Here the NY Times rips the Republicans: "The president may have a nebulous approach to unemployment, but he is hardly indifferent to it. His re-election hinges on reducing it. It is hard to understand, though, why Mr. Obama has adopted the language of his opponents in connecting the economy to the debt. To his credit, he talked about the one step that would work — investing* money in rebuilding the country. But the debt-ceiling ideas he is now considering would make that investment much less likely by pulling hundreds of billions of dollars out of the economy at precisely the moment when the spending is needed most."
* Jesse Ventura once said when politicians used the word "investments", you better hang on to your wallet. Hat tip to Hot Air for these sources.

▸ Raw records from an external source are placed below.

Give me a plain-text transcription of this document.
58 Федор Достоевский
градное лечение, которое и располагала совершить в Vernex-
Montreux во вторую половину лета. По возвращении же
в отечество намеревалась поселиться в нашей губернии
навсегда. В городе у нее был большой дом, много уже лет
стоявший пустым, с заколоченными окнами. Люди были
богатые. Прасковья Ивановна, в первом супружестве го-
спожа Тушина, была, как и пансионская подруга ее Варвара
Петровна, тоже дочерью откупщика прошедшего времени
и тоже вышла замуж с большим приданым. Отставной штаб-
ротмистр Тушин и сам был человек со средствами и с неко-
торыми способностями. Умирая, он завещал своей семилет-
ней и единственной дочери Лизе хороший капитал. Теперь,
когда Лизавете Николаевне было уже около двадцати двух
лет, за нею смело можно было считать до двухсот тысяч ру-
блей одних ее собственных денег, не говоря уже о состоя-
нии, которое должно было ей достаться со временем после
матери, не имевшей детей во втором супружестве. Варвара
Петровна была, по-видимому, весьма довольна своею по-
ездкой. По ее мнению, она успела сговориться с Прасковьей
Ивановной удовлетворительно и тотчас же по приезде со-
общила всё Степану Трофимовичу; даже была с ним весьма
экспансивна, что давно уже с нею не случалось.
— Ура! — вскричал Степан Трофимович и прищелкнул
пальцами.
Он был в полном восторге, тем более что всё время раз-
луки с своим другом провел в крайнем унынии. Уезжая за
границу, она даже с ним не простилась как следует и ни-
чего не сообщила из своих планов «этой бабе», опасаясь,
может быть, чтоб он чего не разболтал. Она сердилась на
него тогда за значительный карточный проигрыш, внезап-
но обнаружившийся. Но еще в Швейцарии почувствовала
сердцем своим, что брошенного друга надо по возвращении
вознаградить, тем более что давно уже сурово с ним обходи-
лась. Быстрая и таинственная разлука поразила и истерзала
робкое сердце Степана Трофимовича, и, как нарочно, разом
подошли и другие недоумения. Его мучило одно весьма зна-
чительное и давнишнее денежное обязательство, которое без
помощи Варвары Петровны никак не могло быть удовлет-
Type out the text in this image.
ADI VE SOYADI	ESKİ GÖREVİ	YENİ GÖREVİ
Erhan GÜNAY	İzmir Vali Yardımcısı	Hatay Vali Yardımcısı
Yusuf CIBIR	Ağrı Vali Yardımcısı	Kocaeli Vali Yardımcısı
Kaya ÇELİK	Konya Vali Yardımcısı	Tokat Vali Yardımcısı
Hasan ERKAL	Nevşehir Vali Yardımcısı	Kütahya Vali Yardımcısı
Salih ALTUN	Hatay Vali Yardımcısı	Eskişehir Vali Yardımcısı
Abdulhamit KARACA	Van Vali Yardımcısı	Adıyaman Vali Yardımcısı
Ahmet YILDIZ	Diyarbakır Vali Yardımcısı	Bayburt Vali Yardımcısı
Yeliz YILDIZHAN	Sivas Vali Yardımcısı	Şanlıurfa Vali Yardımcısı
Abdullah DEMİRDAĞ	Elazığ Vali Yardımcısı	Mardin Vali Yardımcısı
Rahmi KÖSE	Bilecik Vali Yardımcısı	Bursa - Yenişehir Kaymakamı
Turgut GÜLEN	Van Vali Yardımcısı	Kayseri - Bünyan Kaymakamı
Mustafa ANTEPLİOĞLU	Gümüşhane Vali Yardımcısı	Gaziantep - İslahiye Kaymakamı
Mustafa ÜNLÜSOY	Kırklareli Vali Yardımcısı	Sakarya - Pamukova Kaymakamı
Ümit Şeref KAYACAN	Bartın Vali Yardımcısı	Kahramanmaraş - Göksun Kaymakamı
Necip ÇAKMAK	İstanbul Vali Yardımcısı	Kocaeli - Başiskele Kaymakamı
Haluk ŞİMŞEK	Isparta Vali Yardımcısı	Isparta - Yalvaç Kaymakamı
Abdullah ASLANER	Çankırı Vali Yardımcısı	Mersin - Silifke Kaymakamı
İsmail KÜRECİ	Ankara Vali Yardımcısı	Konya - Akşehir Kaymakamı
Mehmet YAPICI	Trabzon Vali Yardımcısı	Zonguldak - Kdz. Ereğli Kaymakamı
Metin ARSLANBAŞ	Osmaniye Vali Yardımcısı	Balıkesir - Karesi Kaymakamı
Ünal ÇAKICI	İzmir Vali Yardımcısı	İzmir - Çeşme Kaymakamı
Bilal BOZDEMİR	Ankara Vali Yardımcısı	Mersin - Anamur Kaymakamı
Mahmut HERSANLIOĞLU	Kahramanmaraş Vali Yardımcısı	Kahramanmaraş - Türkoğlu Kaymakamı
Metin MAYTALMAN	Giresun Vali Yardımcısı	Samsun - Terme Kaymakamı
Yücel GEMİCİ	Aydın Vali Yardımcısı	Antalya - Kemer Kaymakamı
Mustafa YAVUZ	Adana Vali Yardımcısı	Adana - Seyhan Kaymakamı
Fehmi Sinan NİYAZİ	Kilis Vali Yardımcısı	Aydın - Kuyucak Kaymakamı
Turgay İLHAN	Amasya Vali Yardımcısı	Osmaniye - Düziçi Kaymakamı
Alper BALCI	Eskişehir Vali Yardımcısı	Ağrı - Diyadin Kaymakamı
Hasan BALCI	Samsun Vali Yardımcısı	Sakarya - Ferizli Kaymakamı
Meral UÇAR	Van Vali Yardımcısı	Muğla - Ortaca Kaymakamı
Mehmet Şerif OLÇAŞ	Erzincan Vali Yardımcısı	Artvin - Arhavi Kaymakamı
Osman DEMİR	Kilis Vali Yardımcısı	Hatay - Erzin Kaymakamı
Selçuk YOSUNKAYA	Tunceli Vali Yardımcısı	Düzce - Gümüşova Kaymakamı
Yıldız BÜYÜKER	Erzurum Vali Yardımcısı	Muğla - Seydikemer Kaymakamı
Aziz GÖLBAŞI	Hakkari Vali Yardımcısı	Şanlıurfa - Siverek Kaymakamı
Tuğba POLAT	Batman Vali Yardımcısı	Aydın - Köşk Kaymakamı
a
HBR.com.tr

Boehner says debt talks scaled back over tax rift ""Despite good-faith efforts to find common ground, the White House will not pursue a bigger debt-reduction agreement without tax hikes," Boehner, the speaker of the House of Representatives and the top Republican in Congress, said in a statement."
"I believe the best approach may be to focus on producing a smaller measure."
http://www.worldmag.com/editorialcartoons/ |
"While I can see the argument that Boehner had to play Obama’s game of Charades, Boehner had no choice but to hold the line on taxes. Hopefully that line will hold during talks today, because what’s old is new: For Obama, the only thing deficit reduction sounds like is more taxes."